Borough staff have had preliminary discussions with state transportation officials about improving Lutak Road, a proposal that could address traffic concerns raised by the borough’s tourism advisory board in July.

In exchange for widening Lutak Road, the Alaska Department of Transportation and Public Facilities (DOT) proposes transferring ownership of Piedad, Comstock and potentially Allen-Menaker roads to the borough, manager Kreitzer reported to the borough assembly Tuesday.

The project would be administered through the state’s Community Transportation Program, an initiative that every three years solicits community proposals that “make new or maintain or improve existing surface transportation facilities, enhance travel and tourism, reduce wildlife-vehicle collisions, improve air quality, and projects that connect different types of transportation such as roads and trails,” according to the program’s website.
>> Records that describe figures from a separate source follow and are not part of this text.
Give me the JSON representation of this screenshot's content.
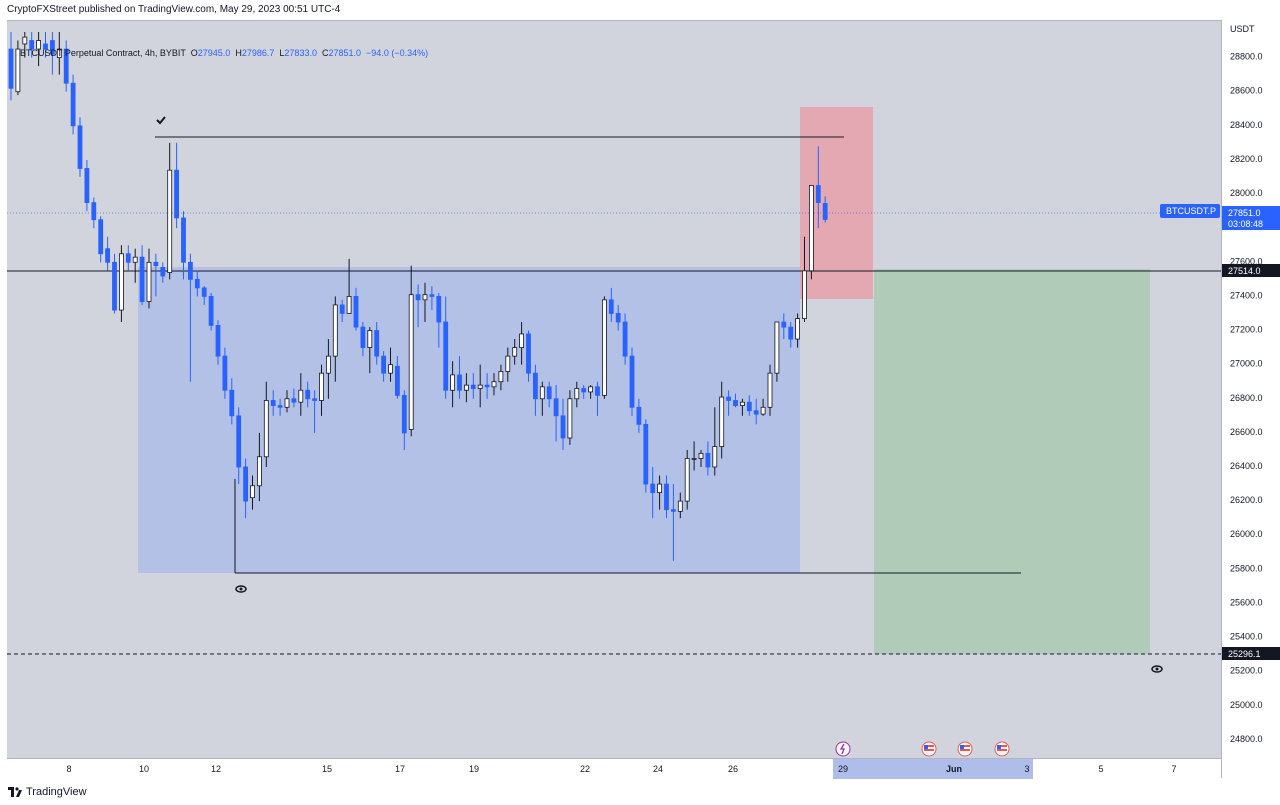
{
  "header": {
    "publisher_line": "CryptoFXStreet published on TradingView.com, May 29, 2023 00:51 UTC-4"
  },
  "legend": {
    "symbol": "BTCUSDT Perpetual Contract, 4h, BYBIT",
    "open_label": "O",
    "open": "27945.0",
    "high_label": "H",
    "high": "27986.7",
    "low_label": "L",
    "low": "27833.0",
    "close_label": "C",
    "close": "27851.0",
    "change": "−94.0 (−0.34%)"
  },
  "price_axis": {
    "currency": "USDT",
    "ticks": [
      "28800.0",
      "28600.0",
      "28400.0",
      "28200.0",
      "28000.0",
      "27800.0",
      "27600.0",
      "27400.0",
      "27200.0",
      "27000.0",
      "26800.0",
      "26600.0",
      "26400.0",
      "26200.0",
      "26000.0",
      "25800.0",
      "25600.0",
      "25400.0",
      "25200.0",
      "25000.0",
      "24800.0"
    ],
    "current_symbol_label": "BTCUSDT.P",
    "current_price": "27851.0",
    "countdown": "03:08:48",
    "entry_label": "27514.0",
    "target_label": "25296.1"
  },
  "time_axis": {
    "ticks": [
      "8",
      "10",
      "12",
      "15",
      "17",
      "19",
      "22",
      "24",
      "26",
      "29",
      "Jun",
      "3",
      "5",
      "7"
    ]
  },
  "footer": {
    "brand": "TradingView"
  },
  "colors": {
    "up_body": "#ffffff",
    "down_body": "#2962ff",
    "wick": "#131722",
    "range_box": "#9fb4ee",
    "stop_zone": "#e8a0aa",
    "target_zone": "#a5d3a9",
    "price_line": "#2962ff"
  },
  "icons": [
    "check-mark-icon",
    "eye-icon",
    "lightning-event-icon",
    "us-flag-event-icon"
  ],
  "chart_data": {
    "type": "candlestick",
    "symbol": "BTCUSDT.P",
    "ylim": [
      24700,
      28950
    ],
    "xlabels": [
      "8",
      "10",
      "12",
      "15",
      "17",
      "19",
      "22",
      "24",
      "26",
      "29",
      "Jun",
      "3",
      "5",
      "7"
    ],
    "levels": {
      "entry": 27514.0,
      "target": 25296.1,
      "current": 27851.0
    },
    "range_box": {
      "top": 27550,
      "bottom": 25780
    },
    "stop_zone": {
      "top": 28470,
      "bottom": 27350
    },
    "target_zone": {
      "top": 27550,
      "bottom": 25296.1
    },
    "range_high_line": 28290,
    "range_low_line": 25775,
    "series": [
      {
        "values": [
          [
            28850,
            28950,
            28550,
            28620
          ],
          [
            28600,
            28900,
            28580,
            28850
          ],
          [
            28880,
            28950,
            28800,
            28920
          ],
          [
            28900,
            28950,
            28800,
            28850
          ],
          [
            28850,
            28950,
            28750,
            28900
          ],
          [
            28880,
            28950,
            28800,
            28850
          ],
          [
            28900,
            28950,
            28700,
            28820
          ],
          [
            28800,
            28950,
            28700,
            28850
          ],
          [
            28850,
            28900,
            28600,
            28650
          ],
          [
            28650,
            28700,
            28350,
            28400
          ],
          [
            28400,
            28450,
            28100,
            28150
          ],
          [
            28150,
            28200,
            27900,
            27950
          ],
          [
            27950,
            27980,
            27800,
            27850
          ],
          [
            27850,
            27870,
            27600,
            27650
          ],
          [
            27680,
            27750,
            27550,
            27600
          ],
          [
            27600,
            27650,
            27300,
            27320
          ],
          [
            27320,
            27700,
            27250,
            27650
          ],
          [
            27650,
            27700,
            27550,
            27600
          ],
          [
            27600,
            27680,
            27480,
            27630
          ],
          [
            27630,
            27700,
            27350,
            27370
          ],
          [
            27370,
            27680,
            27330,
            27600
          ],
          [
            27600,
            27650,
            27400,
            27580
          ],
          [
            27570,
            27600,
            27480,
            27520
          ],
          [
            27540,
            28300,
            27500,
            28140
          ],
          [
            28140,
            28300,
            27800,
            27860
          ],
          [
            27860,
            27900,
            27500,
            27600
          ],
          [
            27600,
            27650,
            26900,
            27500
          ],
          [
            27500,
            27550,
            27400,
            27450
          ],
          [
            27450,
            27460,
            27350,
            27400
          ],
          [
            27400,
            27420,
            27200,
            27230
          ],
          [
            27230,
            27260,
            27000,
            27050
          ],
          [
            27050,
            27100,
            26800,
            26850
          ],
          [
            26850,
            26920,
            26650,
            26700
          ],
          [
            26700,
            26750,
            26300,
            26400
          ],
          [
            26400,
            26450,
            26100,
            26200
          ],
          [
            26220,
            26350,
            26150,
            26290
          ],
          [
            26290,
            26600,
            26200,
            26460
          ],
          [
            26460,
            26900,
            26400,
            26790
          ],
          [
            26790,
            26850,
            26700,
            26760
          ],
          [
            26760,
            26800,
            26700,
            26750
          ],
          [
            26750,
            26850,
            26720,
            26800
          ],
          [
            26800,
            26860,
            26750,
            26780
          ],
          [
            26780,
            26950,
            26700,
            26850
          ],
          [
            26850,
            26900,
            26750,
            26800
          ],
          [
            26800,
            26850,
            26600,
            26790
          ],
          [
            26790,
            27000,
            26700,
            26950
          ],
          [
            26950,
            27150,
            26800,
            27050
          ],
          [
            27050,
            27400,
            26900,
            27350
          ],
          [
            27350,
            27380,
            27250,
            27300
          ],
          [
            27300,
            27620,
            27300,
            27400
          ],
          [
            27400,
            27450,
            27200,
            27220
          ],
          [
            27220,
            27250,
            27050,
            27100
          ],
          [
            27100,
            27220,
            26950,
            27200
          ],
          [
            27200,
            27250,
            27000,
            27050
          ],
          [
            27050,
            27080,
            26900,
            26950
          ],
          [
            26950,
            27100,
            26900,
            27000
          ],
          [
            26990,
            27050,
            26800,
            26820
          ],
          [
            26820,
            26850,
            26500,
            26600
          ],
          [
            26620,
            27580,
            26580,
            27410
          ],
          [
            27410,
            27470,
            27220,
            27380
          ],
          [
            27380,
            27480,
            27250,
            27410
          ],
          [
            27410,
            27460,
            27320,
            27400
          ],
          [
            27400,
            27420,
            27100,
            27250
          ],
          [
            27250,
            27400,
            26800,
            26850
          ],
          [
            26850,
            27020,
            26750,
            26940
          ],
          [
            26940,
            27050,
            26800,
            26850
          ],
          [
            26850,
            26950,
            26780,
            26880
          ],
          [
            26880,
            26950,
            26800,
            26860
          ],
          [
            26860,
            27000,
            26750,
            26880
          ],
          [
            26880,
            26950,
            26800,
            26870
          ],
          [
            26870,
            26950,
            26820,
            26900
          ],
          [
            26900,
            27000,
            26850,
            26960
          ],
          [
            26960,
            27100,
            26900,
            27050
          ],
          [
            27050,
            27150,
            27000,
            27100
          ],
          [
            27100,
            27250,
            27000,
            27180
          ],
          [
            27180,
            27200,
            26900,
            26950
          ],
          [
            26950,
            27000,
            26700,
            26800
          ],
          [
            26800,
            26900,
            26700,
            26870
          ],
          [
            26870,
            26900,
            26750,
            26800
          ],
          [
            26800,
            26880,
            26550,
            26700
          ],
          [
            26700,
            26800,
            26500,
            26570
          ],
          [
            26570,
            26850,
            26530,
            26800
          ],
          [
            26800,
            26900,
            26750,
            26860
          ],
          [
            26860,
            26880,
            26800,
            26840
          ],
          [
            26840,
            26880,
            26800,
            26870
          ],
          [
            26870,
            26900,
            26700,
            26820
          ],
          [
            26820,
            27400,
            26800,
            27380
          ],
          [
            27380,
            27450,
            27250,
            27300
          ],
          [
            27300,
            27350,
            27200,
            27250
          ],
          [
            27250,
            27300,
            27000,
            27050
          ],
          [
            27050,
            27100,
            26700,
            26750
          ],
          [
            26750,
            26800,
            26600,
            26650
          ],
          [
            26650,
            26680,
            26250,
            26300
          ],
          [
            26300,
            26400,
            26100,
            26250
          ],
          [
            26250,
            26350,
            26150,
            26300
          ],
          [
            26300,
            26350,
            26100,
            26150
          ],
          [
            26150,
            26300,
            25850,
            26140
          ],
          [
            26140,
            26250,
            26100,
            26200
          ],
          [
            26200,
            26500,
            26150,
            26450
          ],
          [
            26450,
            26550,
            26380,
            26450
          ],
          [
            26450,
            26500,
            26400,
            26480
          ],
          [
            26480,
            26550,
            26350,
            26400
          ],
          [
            26400,
            26750,
            26350,
            26520
          ],
          [
            26520,
            26900,
            26450,
            26810
          ],
          [
            26810,
            26850,
            26700,
            26790
          ],
          [
            26790,
            26830,
            26750,
            26760
          ],
          [
            26760,
            26800,
            26700,
            26780
          ],
          [
            26780,
            26820,
            26700,
            26730
          ],
          [
            26730,
            26800,
            26650,
            26710
          ],
          [
            26710,
            26800,
            26700,
            26750
          ],
          [
            26750,
            27000,
            26700,
            26950
          ],
          [
            26950,
            27250,
            26900,
            27250
          ],
          [
            27250,
            27300,
            27150,
            27220
          ],
          [
            27220,
            27250,
            27100,
            27150
          ],
          [
            27150,
            27300,
            27100,
            27270
          ],
          [
            27270,
            27750,
            27250,
            27550
          ],
          [
            27550,
            28000,
            27500,
            28050
          ],
          [
            28050,
            28280,
            27800,
            27950
          ],
          [
            27945,
            27987,
            27833,
            27851
          ]
        ]
      }
    ]
  }
}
Kreitzer said borough staff submitted a letter of intent to apply for the Lutak Road project but further steps — including submission of a full application — will require planning commission and assembly action.

Borough administrators also submitted a letter of intent to apply for improvements on FAA Road, which the state recently transferred to the borough. Project awards will be announced in May.
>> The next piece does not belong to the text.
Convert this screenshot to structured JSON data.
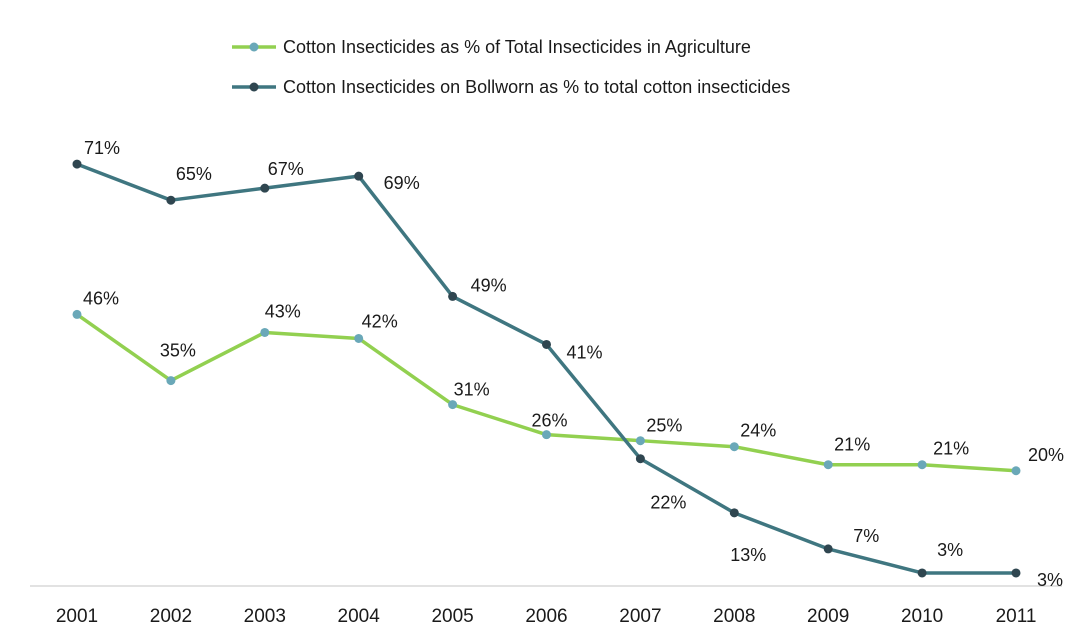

Over the summer the tourism advisory board voted to explore options for establishing a bike path along Lutak Road, from Picture Point to the state recreation site at Chilkoot Lake. Pointing to new e-bike and scooter rentals and commercial bike tours, board chair Barbara Nettleton said in July that she had noticed a rise in commercial use on the road that connects the Haines townsite to the Chilkoot Lake State Recreation Site, a popular destination for residents and visitors alike.
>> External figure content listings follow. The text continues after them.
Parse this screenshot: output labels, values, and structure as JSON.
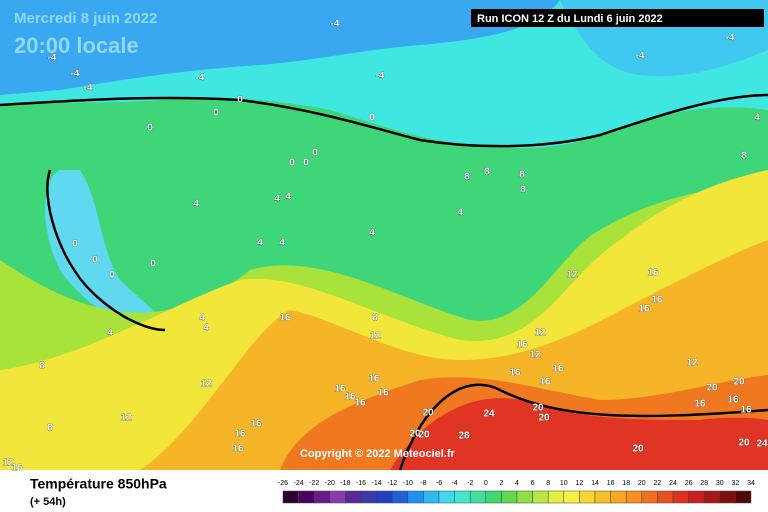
{
  "header": {
    "date": "Mercredi 8 juin 2022",
    "time": "20:00 locale",
    "run": "Run ICON 12 Z du Lundi 6 juin 2022"
  },
  "map": {
    "contour_labels": [
      -4,
      -4,
      -4,
      -4,
      -4,
      -4,
      -4,
      -4,
      0,
      0,
      0,
      0,
      0,
      0,
      0,
      4,
      8,
      4,
      4,
      4,
      4,
      4,
      4,
      4,
      8,
      8,
      8,
      8,
      0,
      0,
      0,
      0,
      4,
      4,
      4,
      8,
      16,
      8,
      12,
      12,
      12,
      16,
      16,
      16,
      16,
      12,
      16,
      16,
      16,
      12,
      12,
      12,
      8,
      16,
      16,
      16,
      16,
      16,
      20,
      24,
      20,
      20,
      20,
      20,
      28,
      20,
      20,
      16,
      16,
      16,
      20,
      24,
      20,
      16,
      16,
      16,
      12,
      16
    ]
  },
  "copyright": "Copyright © 2022 Meteociel.fr",
  "legend": {
    "title": "Température 850hPa",
    "subtitle": "(+ 54h)",
    "scale": [
      -26,
      -24,
      -22,
      -20,
      -18,
      -16,
      -14,
      -12,
      -10,
      -8,
      -6,
      -4,
      -2,
      0,
      2,
      4,
      6,
      8,
      10,
      12,
      14,
      16,
      18,
      20,
      22,
      24,
      26,
      28,
      30,
      32,
      34
    ]
  }
}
Due to the increased traffic, Lutak Road has “reached the end of its originally designed life,” DOT officials told borough staff, according to the manager’s report. Kreitzer said DOT said the road “does not safely support” the increased traffic, particularly from bicycle tours.

“Certainly there has been a lot of bicycle traffic along the road,” said Lutak resident Jim Wilson, who lives about a mile from the end of the road.

Wilson said he might be supportive of a bike path from town to Chilkoot Lake Road but he would be less keen about widening the road itself, which he said he thinks is already adequate for the amount of vehicular traffic it sees.

Wilson said he is concerned about how widening the road might impact upland and downhill property owners. He also said drivers have a tendency to speed in the residential area at the end of the road, and he suggested installing a digital sign that shows drivers how fast they are going.

Mayor Douglas Olerud said, at Tuesday’s assembly meeting, that DOT approached borough officials last April about Haines’ road needs and potential Community Transportation Program projects.

During public comment, Tom Morphet spoke in opposition to the borough taking ownership of state roads in exchange for improvements on Lutak Road.

“You’re being strong-armed here basically by bureaucrats who would love to get out of their obligations,” Morphet told the assembly. “I believe the state is involved in a type of extortion — and has been involved in this type of extortion statewide with municipalities — as crystallized with this offer: that the state will meet its obligations to the Lutak Road if the Haines Borough takes on the state’s ownership of these three other roads.”

Olerud said the three roads that the borough could acquire are neighborhood roads that the state doesn’t usually own and potentially could give to the borough without anything in exchange. He said the project, if it moves ahead, would include using FEMA and federal infrastructure funds to bring up the three roads to borough standards before the borough takes ownership.

State officials also, Olerud said, have floated the idea of transferring ownership of Mud Bay, Small Tracts and Lutak roads to the borough, “but we told them those are all not going to happen.”